New Good Hope bridge dedicated to Glenda Sapp Doss

The Doss family poses in front of the new bridge sign (Sara Gladney for The Cullman Tribune)

GOOD HOPE, Ala. – On Wednesday, the new Glenda Sapp Doss Bridge on Doss Road in Good Hope was dedicated to Jack Doss’ late wife. The old bridge, in the same location, was a narrow, dangerous, one-lane bridge and did not have guard rails. The bridge was on Jack Doss’ property who gave the strip of land to the city of Good Hope for the creation of the new bridge.

The bridge was built in partnership with Cullman County. Mayor Jerry Bartlett says, “We just built another bridge on the main road which is Doss Bridge also and it was from a grant. This, with conjunction with the county that helped us with our equipment, helped us with manpower, helped us with dump trucks, at cost. So, we ended up building this one without a grant and the council paid for it out of pocket and saved a whole lot of money. We got a lot for our money.”

Jack Doss welcomed everyone to the event and introduced pastor James Fields to give the invocation.

Susan Eller and Eric Phillips of the Good Hope Town Council and City Planner Corey Harbison were present at the dedication. Harbison recognized some of the officials present—Cullman County Commissioner Kerry Watson, Chairman Jeff Clemons and Sheriff Matt Gentry.

Harbison said about the bridge, “I think this is going to be an asset for Good Hope for years to come and I do think it could potentially save lives because the old bridge was dangerous.”

Jack Doss thanked Bobby Childers who worked on the bridge with his crew. He also thanked Todd Anderson who was in charge of printing the memorial signs and building the frames. Jack also thanked Mayor Bartlett and Corey Harbison, saying, “They are dedicated to the work and that’s what we need more of.”

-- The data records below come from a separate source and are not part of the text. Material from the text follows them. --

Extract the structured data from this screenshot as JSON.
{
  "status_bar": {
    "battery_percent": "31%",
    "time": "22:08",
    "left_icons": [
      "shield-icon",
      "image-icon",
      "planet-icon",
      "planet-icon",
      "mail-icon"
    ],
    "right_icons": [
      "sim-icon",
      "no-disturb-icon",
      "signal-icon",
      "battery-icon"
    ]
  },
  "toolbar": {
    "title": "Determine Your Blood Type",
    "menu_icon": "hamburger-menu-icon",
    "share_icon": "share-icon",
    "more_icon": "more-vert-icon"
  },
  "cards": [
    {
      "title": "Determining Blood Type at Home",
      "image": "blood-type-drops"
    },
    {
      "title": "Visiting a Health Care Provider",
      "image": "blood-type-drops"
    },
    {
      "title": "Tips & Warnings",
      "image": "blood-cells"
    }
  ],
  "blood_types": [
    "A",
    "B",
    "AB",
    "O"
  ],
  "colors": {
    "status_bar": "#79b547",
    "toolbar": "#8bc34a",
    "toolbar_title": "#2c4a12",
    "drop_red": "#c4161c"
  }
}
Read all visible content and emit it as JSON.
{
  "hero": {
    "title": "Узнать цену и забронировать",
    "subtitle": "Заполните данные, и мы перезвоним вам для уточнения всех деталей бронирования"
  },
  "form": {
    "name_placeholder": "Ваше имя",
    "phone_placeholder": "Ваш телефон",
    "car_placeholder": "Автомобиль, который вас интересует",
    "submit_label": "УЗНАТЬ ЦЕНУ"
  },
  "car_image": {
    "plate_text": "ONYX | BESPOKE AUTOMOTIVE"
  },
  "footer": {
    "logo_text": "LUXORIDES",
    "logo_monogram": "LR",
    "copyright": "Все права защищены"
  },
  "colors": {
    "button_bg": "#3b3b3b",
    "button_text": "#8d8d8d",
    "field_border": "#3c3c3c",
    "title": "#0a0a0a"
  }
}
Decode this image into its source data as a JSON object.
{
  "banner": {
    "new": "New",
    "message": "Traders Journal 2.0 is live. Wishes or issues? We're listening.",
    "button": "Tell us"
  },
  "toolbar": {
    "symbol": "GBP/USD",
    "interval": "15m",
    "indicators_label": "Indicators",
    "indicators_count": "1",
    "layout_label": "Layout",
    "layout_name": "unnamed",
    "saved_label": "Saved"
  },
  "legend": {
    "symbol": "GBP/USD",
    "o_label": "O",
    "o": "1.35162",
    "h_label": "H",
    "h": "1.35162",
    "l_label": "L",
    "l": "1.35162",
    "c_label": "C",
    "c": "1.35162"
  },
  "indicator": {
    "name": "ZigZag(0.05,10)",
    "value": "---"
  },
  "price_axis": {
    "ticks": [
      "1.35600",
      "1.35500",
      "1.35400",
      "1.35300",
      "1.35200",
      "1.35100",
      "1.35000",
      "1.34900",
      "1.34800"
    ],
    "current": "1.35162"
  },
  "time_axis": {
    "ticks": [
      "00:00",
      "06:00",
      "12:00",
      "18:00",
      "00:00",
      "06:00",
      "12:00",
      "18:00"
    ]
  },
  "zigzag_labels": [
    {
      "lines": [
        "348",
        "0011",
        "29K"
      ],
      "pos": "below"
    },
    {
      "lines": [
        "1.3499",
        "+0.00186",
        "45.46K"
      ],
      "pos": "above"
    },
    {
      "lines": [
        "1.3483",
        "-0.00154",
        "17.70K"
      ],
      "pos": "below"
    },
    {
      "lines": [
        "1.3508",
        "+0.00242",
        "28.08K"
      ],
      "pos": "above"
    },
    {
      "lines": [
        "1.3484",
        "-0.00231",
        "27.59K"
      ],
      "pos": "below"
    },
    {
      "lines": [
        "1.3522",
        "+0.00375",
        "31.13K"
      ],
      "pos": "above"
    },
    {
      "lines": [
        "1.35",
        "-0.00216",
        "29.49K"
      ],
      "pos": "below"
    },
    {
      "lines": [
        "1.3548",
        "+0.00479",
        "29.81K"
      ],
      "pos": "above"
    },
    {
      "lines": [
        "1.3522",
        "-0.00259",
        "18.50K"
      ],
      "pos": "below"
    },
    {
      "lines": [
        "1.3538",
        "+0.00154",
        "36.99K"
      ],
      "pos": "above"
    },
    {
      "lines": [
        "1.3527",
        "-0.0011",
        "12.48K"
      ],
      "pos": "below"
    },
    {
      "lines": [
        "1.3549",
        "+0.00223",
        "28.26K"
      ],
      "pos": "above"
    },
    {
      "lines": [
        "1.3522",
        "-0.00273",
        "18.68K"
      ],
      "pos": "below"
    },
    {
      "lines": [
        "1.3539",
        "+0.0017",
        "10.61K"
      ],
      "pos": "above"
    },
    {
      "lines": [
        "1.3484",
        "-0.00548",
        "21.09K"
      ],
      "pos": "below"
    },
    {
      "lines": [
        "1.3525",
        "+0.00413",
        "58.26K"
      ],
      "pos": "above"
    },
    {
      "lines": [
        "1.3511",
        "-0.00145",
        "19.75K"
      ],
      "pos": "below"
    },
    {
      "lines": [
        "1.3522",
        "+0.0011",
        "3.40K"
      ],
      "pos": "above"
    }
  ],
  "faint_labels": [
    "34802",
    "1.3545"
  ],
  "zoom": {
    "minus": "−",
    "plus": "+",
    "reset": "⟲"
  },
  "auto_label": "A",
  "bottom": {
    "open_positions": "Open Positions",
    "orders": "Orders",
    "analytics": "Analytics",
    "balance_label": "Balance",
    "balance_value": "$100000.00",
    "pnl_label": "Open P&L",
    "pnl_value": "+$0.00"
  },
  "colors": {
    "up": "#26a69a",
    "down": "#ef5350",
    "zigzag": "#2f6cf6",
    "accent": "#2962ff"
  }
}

Jack introduced his family, and his grandson Isaac presented a special reading:

“You can shed tears because they are gone, or you can smile because they lived.

You can close your eyes and pray they will come back, or you can open your eyes and see all that they left for you.

Your heart can be empty because you can’t see them, or you can be full of the love you shared.

You can turn your back on tomorrow and live yesterday, or you can be happy for tomorrow because of yesterday.

You can remember only that they are gone, or you can cherish their memory and let it live on.

You can cry and close your mind and feel empty, or you can do what they would want:

Smile, open your heart, love, and go on.”

Jack said, “This is not about Jack Doss. It’s not about the Doss family. It’s about one person and two entities. That one person is Glenda Doss. The two entities are the city of Good Hope and its staff and the Cullman County and its staff, and I’m pleased and I’m in love with all of you.”

“Miss Glenda Doss Sapp was born May 18, 1939. She grew up in Baileyton, AL; went to High School at Fairview. I met her in 1956. We got married in 1959. We finished Auburn together in 1961.”

“Miss Glenda was an educator. She taught in the Cullman County system for about 23-and-a-half years. She was an accomplished musician; she played the piano, she played the accordion, and as Bobby Bowden said, ‘and it’s not Bobby Bowden that coached football, she could sing like a mockingbird.’” 

He continued, “Mother loved her family, she loved everybody. One of the most famous things she was known for was her chicken and dumplings. Before everybody moved in here, there weren’t many homes in Good Hope community, she hand-delivered a bowl of chicken dumplings to them. The thing I love most about this woman, she was a born-again Christian by the grace of God, through the blood of Jesus Christ. She wasn’t a religious woman; she was a God/ Jesus loving woman.”

Jack’s neighbors Jimmy and Shelby Knight spoke, as well as Jack’s brother Chris Doss and pastor Perry Knight.

Shelby said about her friend Glenda, “It was just amazing, what a good, sweet woman you had to deal with. I think that if we all took that kind of picture and put it before us and thought about Glenda Doss and said, ‘well I’d kinda like to be like that,’ that would be a wonderful, wonderful thing. She was a genuine person.”

Pastor Perry Knight said, “The establishment of this bridge was and is timely and proper and surely meets a need. Glenda Doss was no stranger to the idea of making a connection. She would be both humbled and proud to have such a tribute become a visible and useful part of her legacy.”